Thank you in advance !

cuguniang commented 1 year ago

1 replace n_ref_tokens with n_tokens

ys = self.create_ys(normalized_cdf, n_tokens).unsqueeze(
            dim=2
        ) 

2 replace N with n_tokens unique_indices = self.get_unique_indices(indices=tokens_to_pick_ind, max_value=n_tokens - 1)[:, : n_tokens - 1]

chloeskt commented 1 year ago

Thanks for your answer !

yutoby commented 9 months ago

Hi, @chloeskt . I replaced the code in ats_block.py as @cuguniang's comment.
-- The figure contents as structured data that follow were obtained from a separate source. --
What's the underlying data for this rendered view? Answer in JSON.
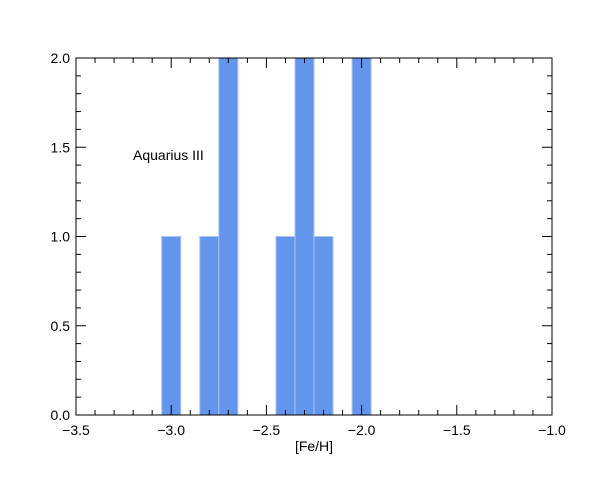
{
  "chart_data": {
    "type": "bar",
    "xlabel": "[Fe/H]",
    "ylabel": "",
    "xlim": [
      -3.5,
      -1.0
    ],
    "ylim": [
      0.0,
      2.0
    ],
    "xticks": [
      "−3.5",
      "−3.0",
      "−2.5",
      "−2.0",
      "−1.5",
      "−1.0"
    ],
    "yticks": [
      "0.0",
      "0.5",
      "1.0",
      "1.5",
      "2.0"
    ],
    "annotation": "Aquarius III",
    "bar_color": "#6495ED",
    "bar_edge_color": "#A9C4F5",
    "bins": [
      {
        "x0": -3.05,
        "x1": -2.95,
        "value": 1
      },
      {
        "x0": -2.85,
        "x1": -2.75,
        "value": 1
      },
      {
        "x0": -2.75,
        "x1": -2.65,
        "value": 2
      },
      {
        "x0": -2.45,
        "x1": -2.35,
        "value": 1
      },
      {
        "x0": -2.35,
        "x1": -2.25,
        "value": 2
      },
      {
        "x0": -2.25,
        "x1": -2.15,
        "value": 1
      },
      {
        "x0": -2.05,
        "x1": -1.95,
        "value": 2
      }
    ]
  }
}
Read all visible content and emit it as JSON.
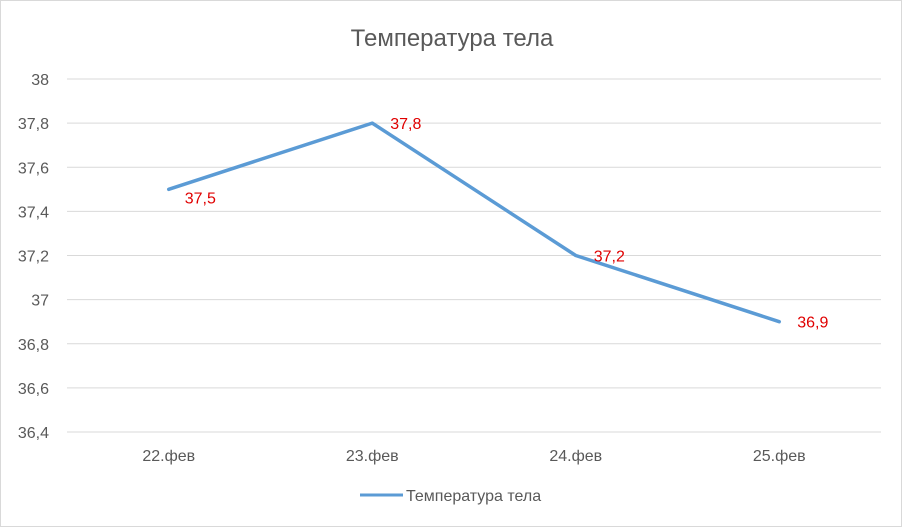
{
  "chart_data": {
    "type": "line",
    "title": "Температура тела",
    "categories": [
      "22.фев",
      "23.фев",
      "24.фев",
      "25.фев"
    ],
    "y_ticks": [
      "36,4",
      "36,6",
      "36,8",
      "37",
      "37,2",
      "37,4",
      "37,6",
      "37,8",
      "38"
    ],
    "ylim": [
      36.4,
      38
    ],
    "grid": true,
    "legend_position": "bottom",
    "series": [
      {
        "name": "Температура тела",
        "values": [
          37.5,
          37.8,
          37.2,
          36.9
        ],
        "value_labels": [
          "37,5",
          "37,8",
          "37,2",
          "36,9"
        ],
        "color": "#5b9bd5",
        "label_color": "#e00000"
      }
    ]
  }
}
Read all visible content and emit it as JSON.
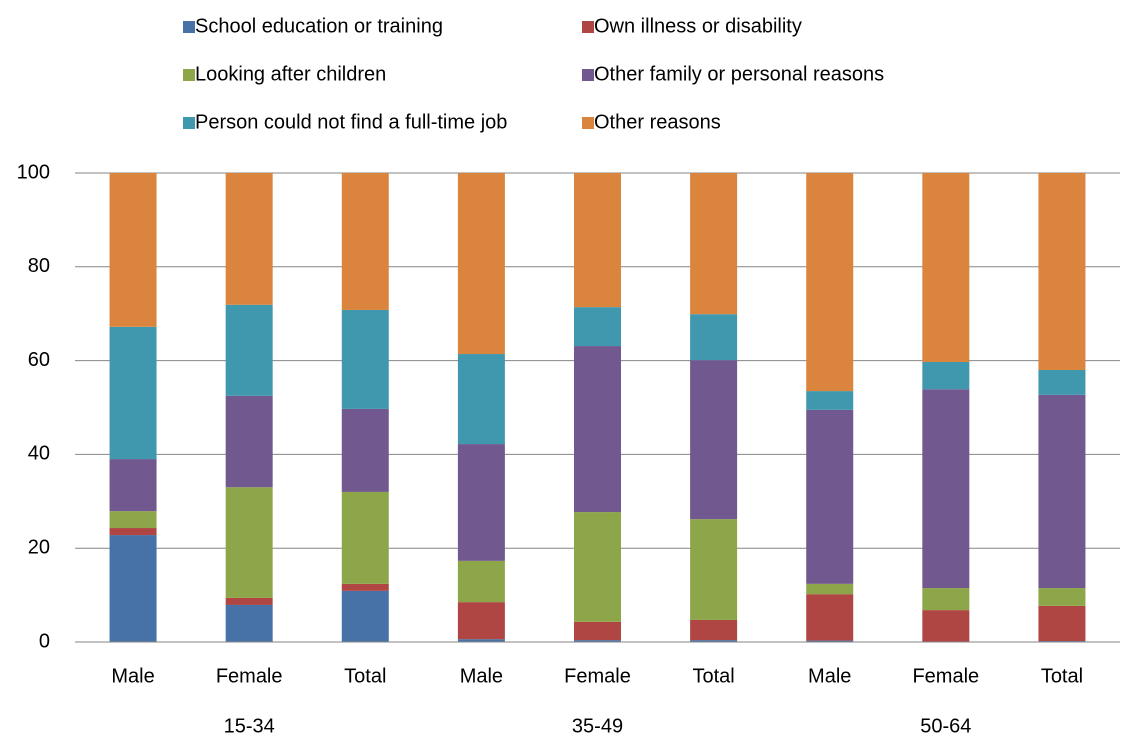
{
  "chart_data": {
    "type": "stacked_bar",
    "categories": [
      "Male",
      "Female",
      "Total",
      "Male",
      "Female",
      "Total",
      "Male",
      "Female",
      "Total"
    ],
    "groups": [
      "15-34",
      "35-49",
      "50-64"
    ],
    "series": [
      {
        "name": "School education or training",
        "color": "#4672a8",
        "values": [
          22.8,
          7.9,
          10.9,
          0.6,
          0.4,
          0.4,
          0.3,
          0.1,
          0.2
        ]
      },
      {
        "name": "Own illness or disability",
        "color": "#b04644",
        "values": [
          1.5,
          1.5,
          1.5,
          7.9,
          3.9,
          4.3,
          9.9,
          6.7,
          7.5
        ]
      },
      {
        "name": "Looking after children",
        "color": "#8da64a",
        "values": [
          3.6,
          23.6,
          19.6,
          8.8,
          23.4,
          21.5,
          2.2,
          4.7,
          3.8
        ]
      },
      {
        "name": "Other family or personal reasons",
        "color": "#71588f",
        "values": [
          11.1,
          19.5,
          17.7,
          24.9,
          35.4,
          33.9,
          37.1,
          42.4,
          41.2
        ]
      },
      {
        "name": "Person could not find a full-time job",
        "color": "#4098af",
        "values": [
          28.2,
          19.4,
          21.1,
          19.2,
          8.3,
          9.8,
          4.0,
          5.8,
          5.3
        ]
      },
      {
        "name": "Other reasons",
        "color": "#db843d",
        "values": [
          32.8,
          28.1,
          29.2,
          38.6,
          28.6,
          30.1,
          46.5,
          40.3,
          42.0
        ]
      }
    ],
    "ylim": [
      0,
      100
    ],
    "yticks": [
      0,
      20,
      40,
      60,
      80,
      100
    ],
    "grid": true
  }
}
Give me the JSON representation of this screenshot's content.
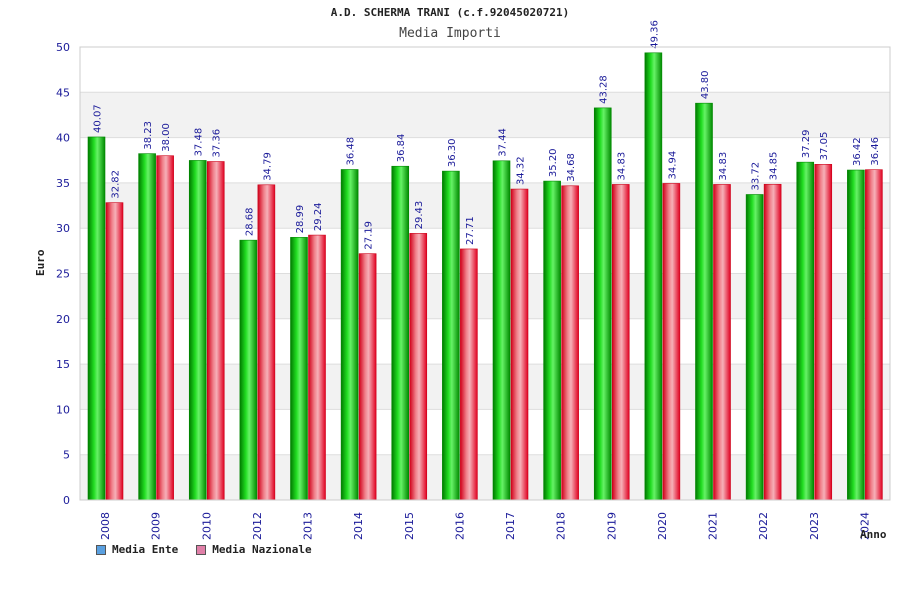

Though the code could run without any errors, I still could not reproduce the results given in Fig 5 (c).

I ran the testing with batchsize = 1, 1024, and NUM_TOKENS= 1.0, 0.87, 171 (for NUM_TOKENS <= 1.0, it would be view as ratio). And the results are: batchsize=1, NUM_TOKENS=1.0, top1_acc = 77.05% batchsize=1, NUM_TOKENS=171, top1_acc = 74.52% batchsize=1024, NUM_TOKENS=1.0, top1_acc = 78.34% batchsize=1024, NUM_TOKENS=0.87, top1_acc = 58.75%

Have you sucessfully reproduced the result? Thank you.